The dust is just settling on a dramatic Champions League final six days on, but it will live long in the memory of Liverpool's hurting players.
Liverpool's 3-1 defeat to Real Madrid, who lifted the European Cup for the third year in a row, could not have come in much more agonising circumstances. Having lost their talisman Mohamed Salah to injury before half-time through no fault of their own, the Reds then conceded two goals any side would wince at.
A week off ahead of World Cup preparations will have proven a hollow one for Jordan Henderson, Roberto Firmino and Sadio Mane, with one player in particular, error-laden Loris Karius, likely finding it a more bitter pill than most to swallow.
So after they return in mid-July, how will Jurgen Klopp manage to revitalise, reinvigorate and inspire his players to go again for a shot at world football's biggest club prize?
While this summer's tournament will be a great opportunity for most of Liverpool's players to get the defeat to Real out of their heads, a long domestic season followed by another month, at least, of international football will give Liverpool's players little chance to recover ahead of the new campaign.
Over the last 10 years, three Champions League runners-up have ended the first 10 games of the following season with fewer points than they had after 10 games the previous year.
Two of those came in World Cup years, with Atletico Madrid picking up four fewer in 2014, while Bayern Munich picked up three fewer in 2010.
By the time Liverpool's squad report back for first-team training, at different stages of the summer dependent on their nation's progress in Russia, they will have had at least three intense games on the world's biggest stage to deal with.

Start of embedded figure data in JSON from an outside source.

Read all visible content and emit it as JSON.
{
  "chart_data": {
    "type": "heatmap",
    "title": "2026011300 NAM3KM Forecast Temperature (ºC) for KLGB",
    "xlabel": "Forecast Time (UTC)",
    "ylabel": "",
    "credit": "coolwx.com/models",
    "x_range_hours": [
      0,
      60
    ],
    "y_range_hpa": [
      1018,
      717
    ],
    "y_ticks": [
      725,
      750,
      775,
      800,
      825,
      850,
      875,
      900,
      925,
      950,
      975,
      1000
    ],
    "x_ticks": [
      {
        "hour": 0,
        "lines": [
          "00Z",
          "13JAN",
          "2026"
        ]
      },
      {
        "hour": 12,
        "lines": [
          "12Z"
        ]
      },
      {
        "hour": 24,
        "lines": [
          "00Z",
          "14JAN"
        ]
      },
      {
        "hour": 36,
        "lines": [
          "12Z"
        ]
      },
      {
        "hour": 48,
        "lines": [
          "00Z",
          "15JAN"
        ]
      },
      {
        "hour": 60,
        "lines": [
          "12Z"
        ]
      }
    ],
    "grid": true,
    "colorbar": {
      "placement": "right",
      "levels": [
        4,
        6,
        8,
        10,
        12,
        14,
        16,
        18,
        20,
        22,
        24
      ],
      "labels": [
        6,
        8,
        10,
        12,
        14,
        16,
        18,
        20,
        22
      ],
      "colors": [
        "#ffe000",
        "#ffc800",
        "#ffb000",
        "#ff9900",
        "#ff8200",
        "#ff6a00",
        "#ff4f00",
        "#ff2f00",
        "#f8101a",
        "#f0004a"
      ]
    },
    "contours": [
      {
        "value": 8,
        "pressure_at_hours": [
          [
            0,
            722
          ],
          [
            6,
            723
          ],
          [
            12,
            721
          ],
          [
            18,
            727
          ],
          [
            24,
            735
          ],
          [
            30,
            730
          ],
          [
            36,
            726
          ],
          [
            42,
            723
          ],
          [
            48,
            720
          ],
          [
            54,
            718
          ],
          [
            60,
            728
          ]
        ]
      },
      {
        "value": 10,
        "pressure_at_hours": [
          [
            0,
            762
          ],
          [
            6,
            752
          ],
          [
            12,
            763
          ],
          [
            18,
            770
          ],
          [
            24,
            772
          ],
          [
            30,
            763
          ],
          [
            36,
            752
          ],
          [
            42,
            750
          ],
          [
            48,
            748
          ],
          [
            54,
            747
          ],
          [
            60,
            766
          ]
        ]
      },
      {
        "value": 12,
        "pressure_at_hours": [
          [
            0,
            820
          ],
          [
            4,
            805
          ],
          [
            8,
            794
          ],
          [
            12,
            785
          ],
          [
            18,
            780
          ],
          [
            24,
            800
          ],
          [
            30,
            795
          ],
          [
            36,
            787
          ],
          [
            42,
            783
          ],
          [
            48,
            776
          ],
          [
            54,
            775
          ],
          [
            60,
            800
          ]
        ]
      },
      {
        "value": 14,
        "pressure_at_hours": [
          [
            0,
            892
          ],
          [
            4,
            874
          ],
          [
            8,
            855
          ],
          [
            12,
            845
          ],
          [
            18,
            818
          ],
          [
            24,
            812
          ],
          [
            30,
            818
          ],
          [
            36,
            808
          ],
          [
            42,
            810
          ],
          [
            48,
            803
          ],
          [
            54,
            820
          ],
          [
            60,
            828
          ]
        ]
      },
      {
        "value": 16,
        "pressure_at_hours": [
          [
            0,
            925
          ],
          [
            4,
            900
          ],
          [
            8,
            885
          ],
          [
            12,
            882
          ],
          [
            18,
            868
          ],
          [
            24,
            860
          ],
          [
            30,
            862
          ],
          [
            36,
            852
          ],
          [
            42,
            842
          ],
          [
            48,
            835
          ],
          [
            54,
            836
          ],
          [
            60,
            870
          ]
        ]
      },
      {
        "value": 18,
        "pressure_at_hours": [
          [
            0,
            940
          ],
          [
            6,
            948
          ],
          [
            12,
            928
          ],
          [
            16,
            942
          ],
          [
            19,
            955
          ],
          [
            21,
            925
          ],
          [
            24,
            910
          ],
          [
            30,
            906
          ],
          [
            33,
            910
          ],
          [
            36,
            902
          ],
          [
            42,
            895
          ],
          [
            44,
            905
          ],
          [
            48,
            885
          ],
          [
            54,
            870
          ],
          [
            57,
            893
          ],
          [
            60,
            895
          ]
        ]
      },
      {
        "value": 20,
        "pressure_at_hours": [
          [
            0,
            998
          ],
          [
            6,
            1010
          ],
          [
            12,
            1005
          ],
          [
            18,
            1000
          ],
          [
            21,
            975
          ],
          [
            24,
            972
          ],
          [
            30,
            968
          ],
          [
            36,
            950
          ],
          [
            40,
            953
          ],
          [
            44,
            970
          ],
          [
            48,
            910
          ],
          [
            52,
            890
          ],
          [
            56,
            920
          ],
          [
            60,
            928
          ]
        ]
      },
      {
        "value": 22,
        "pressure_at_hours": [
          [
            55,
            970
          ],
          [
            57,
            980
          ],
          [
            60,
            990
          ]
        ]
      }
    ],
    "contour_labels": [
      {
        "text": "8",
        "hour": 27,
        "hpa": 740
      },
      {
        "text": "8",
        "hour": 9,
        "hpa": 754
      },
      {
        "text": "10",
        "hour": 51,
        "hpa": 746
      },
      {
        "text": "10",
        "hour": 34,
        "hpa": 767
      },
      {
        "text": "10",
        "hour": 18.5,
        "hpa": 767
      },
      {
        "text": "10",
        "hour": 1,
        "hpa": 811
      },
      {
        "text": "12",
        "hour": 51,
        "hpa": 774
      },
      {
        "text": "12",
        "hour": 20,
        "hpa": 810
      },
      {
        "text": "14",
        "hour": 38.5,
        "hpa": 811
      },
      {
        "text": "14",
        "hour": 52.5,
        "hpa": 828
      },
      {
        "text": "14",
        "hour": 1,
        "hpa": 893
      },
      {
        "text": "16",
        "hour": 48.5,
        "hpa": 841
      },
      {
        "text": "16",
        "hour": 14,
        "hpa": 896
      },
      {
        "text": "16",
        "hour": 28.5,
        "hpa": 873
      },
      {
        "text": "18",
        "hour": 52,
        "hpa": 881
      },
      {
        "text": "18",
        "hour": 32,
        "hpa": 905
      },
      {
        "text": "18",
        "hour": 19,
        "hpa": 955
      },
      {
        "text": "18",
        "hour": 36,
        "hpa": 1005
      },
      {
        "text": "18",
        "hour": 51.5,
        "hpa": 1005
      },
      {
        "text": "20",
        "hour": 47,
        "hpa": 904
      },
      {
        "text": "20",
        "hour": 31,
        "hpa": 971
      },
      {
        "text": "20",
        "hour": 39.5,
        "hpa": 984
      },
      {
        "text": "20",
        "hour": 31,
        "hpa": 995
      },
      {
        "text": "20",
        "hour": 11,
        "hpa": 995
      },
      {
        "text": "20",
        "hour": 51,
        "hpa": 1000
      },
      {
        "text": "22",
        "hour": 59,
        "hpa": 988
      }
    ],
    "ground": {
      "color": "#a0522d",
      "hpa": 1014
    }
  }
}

But the physical strains of the 13 games of their Champions League run last year will have taken their toll without a break to recharge their batteries before the World Cup, and Klopp will have to be mindful of their recovery when their Premier League season gets back underway in mid-August.
Liverpool were not outplayed by Real Madrid, but when it mattered the team that knows how to win in Europe did exactly that.
The fact that Liverpool were masters of their own downfall will change things, however, according to former assistant manager Pako Ayestaran, who was in the dugout when the Reds last reached a Champions League final - in 2007 - also ending up on the wrong side of history that night.
He told Sky Sports: "If you have doubts about if you have done enough to reach the last step and lift the trophy after a season of work, it makes things worse because you will dwell on what you could have done differently.
"But if you have given everything you are capable of, and the opposition were simply better than you, then you think about it, and realise you have time to continue working to get there again, but be more prepared next time.
"The worst experience is if you don't perform on the day. That's something that takes longer to get over with the coming weeks."
Liverpool will certainly be left with a bitter aftertaste of what might have been, having been undone by a moment of individual brilliance from Gareth Bale for Real's second goal - but also by two goalkeeping howlers from Karius, first for Karim Benzema to open the scoring, and then Bale to seal victory late on.
This is something Liverpool will have to worry too much about: making sure they do not get left behind. Already, Fabinho and Naby Keita have been drafted in to strengthen their midfield for next season, even with the expected loss of Emre Can, and you can expect a goalkeeper to follow with Karius' Anfield future unlikely at best.
Any feeling Liverpool's shot of winning Europe's biggest prize has come and gone will lie in the future of Salah, but there is no indication the 44-goal forward will be anywhere other than Anfield next season.
With Nabil Fekir understood to be on their radar too, and the ever-improving Alex Oxlade-Chamberlain to return from injury, there are promising signs on the horizon that lightning may strike twice.